Las profecías falsas caían una a una sin cumplirse, mientras los dichos de Jeremías se cumplían con estremecedora exactitud. Y aunque los profetas falsos mentían descaradamente, los judíos les creían y perseguían a Jeremías ¡por decir la verdad!

Un día la ciudad santa amaneció rodeada por las hordas incontenibles de Babilonia. Jeremías volvió a tener razón y por eso lo echaron en un pozo fangoso, para matarlo lentamente, enterrado en vida.

El asedio contra Jerusalén duró tres años. Las madres delicadas y correctas se habían comido a sus hijos pequeños por la hambruna. Jeremías, ay, tuvo razón otra vez; tristes profecías cumplidas que sólo hablaban de desolación. Los muertos se acumularon en las calles. El templo de Salomón, descuidado, profanado, estaba sentenciado.

Un día ya no hubo ciudad. Los babilonios entraron para arrasarla, quemaron palacios y casas, derribaron los muros. Mataron a los nobles, expulsaron a todos, robaron todo, dejaron nada. Sólo cerros de muertos, sin rey, sin nobles, sin sacerdotes, sin templo, sin muro, sin alma se quedó el país rebelde y ligero.

Jeremías llora ríos; no es tristeza, no es pena, es un puñal clavado en los pulmones que no lo deja respirar, es un mazazo en el pecho que lo dejó seco y con la entraña muerta. Sus hermanos están muertos y Dios se fue. Él lo vio irse, Dios con la cabeza gacha. Es más de lo que se puede aguantar.

Esas calamidades cataclísmicas eran de una dimensión tan extraordinaria que en el Antiguo Testamento se conocieron genéricamente como "día de Jehová".

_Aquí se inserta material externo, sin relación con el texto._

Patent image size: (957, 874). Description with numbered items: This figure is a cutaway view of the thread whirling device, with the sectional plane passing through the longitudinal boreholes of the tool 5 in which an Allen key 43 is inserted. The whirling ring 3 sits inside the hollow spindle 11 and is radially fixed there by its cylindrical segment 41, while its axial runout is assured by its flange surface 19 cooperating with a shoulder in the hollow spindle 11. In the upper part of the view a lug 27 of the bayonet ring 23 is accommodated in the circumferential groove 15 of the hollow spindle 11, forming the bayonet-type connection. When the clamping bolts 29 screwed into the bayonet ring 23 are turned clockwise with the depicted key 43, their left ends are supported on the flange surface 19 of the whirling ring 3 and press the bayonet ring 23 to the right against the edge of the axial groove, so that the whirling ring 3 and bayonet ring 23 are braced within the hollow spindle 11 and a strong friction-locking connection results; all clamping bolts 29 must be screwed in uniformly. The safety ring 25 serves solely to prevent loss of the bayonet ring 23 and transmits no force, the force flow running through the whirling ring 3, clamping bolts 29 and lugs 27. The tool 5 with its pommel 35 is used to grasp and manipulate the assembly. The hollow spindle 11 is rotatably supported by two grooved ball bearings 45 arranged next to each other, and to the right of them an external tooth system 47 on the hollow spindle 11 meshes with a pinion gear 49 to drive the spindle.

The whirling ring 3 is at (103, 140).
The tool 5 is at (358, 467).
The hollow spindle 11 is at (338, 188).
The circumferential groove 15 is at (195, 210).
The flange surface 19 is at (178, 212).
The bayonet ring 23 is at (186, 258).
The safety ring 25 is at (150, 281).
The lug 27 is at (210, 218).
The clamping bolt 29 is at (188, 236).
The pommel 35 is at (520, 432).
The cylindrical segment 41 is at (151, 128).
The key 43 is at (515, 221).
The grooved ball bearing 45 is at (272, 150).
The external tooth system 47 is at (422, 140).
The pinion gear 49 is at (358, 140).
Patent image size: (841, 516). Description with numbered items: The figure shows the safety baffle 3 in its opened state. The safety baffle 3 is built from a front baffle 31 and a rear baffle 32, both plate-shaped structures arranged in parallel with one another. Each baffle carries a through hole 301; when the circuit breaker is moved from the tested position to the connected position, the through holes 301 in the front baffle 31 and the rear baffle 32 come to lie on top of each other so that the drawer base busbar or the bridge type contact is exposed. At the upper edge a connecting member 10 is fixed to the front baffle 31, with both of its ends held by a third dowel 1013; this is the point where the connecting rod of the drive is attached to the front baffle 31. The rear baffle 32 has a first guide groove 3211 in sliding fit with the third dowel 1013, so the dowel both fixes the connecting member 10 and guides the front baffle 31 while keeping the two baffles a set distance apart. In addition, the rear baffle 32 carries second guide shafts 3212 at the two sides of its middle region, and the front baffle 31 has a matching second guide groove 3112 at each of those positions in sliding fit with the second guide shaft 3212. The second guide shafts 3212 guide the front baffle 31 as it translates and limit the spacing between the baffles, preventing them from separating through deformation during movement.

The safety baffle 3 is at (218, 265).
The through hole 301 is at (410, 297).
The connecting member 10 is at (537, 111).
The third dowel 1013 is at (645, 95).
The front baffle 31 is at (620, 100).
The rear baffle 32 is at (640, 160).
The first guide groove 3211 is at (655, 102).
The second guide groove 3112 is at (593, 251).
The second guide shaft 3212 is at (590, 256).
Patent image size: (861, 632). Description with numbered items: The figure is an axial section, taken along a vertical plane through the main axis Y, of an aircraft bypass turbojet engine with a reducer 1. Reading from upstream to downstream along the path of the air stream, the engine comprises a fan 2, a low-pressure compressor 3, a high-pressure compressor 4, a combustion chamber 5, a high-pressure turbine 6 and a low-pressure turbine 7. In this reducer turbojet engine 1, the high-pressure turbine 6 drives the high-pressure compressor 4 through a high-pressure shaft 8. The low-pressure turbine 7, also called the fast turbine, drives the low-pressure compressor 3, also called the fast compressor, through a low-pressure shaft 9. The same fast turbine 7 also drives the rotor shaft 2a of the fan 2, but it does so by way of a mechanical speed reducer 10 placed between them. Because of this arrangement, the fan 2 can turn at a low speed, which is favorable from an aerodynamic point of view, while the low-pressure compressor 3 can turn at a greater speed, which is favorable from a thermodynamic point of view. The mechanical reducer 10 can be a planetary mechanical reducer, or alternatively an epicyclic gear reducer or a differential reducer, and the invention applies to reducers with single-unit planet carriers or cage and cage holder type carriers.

Qué bueno que descansas en tu tumba, Jeremías, porque viene, está cercano, el gran día del Señor. La calamidad amenaza al mundo entero, pero esta vez algunos escucharán, porque no hablamos como tú sólo a un pueblo sin remedio; somos Elías en el cerro y ahora sí saldremos ganando.

2 comentarios:

Yeya dijo...

Es muy muy fácil escribir esas palabras, pero asimilarno no, y esque suplico valor al Supremo para que podamos lograr algo por darlo a conocer.
¿Qué hacermos?, ¿qué esperamos?
¿que estoy haciendo por mi misma?, tantas cosas pero poco a poco se va cumpliendo, siento como si no hiciera nada..
Pero el poder divino logra toodo.

figne alberto dijo...

Y más vale que el Señor logre todo, Yey, porque la misión es tan grande que abruma y desgasta y nos deja fríos. No, no se podría sin él.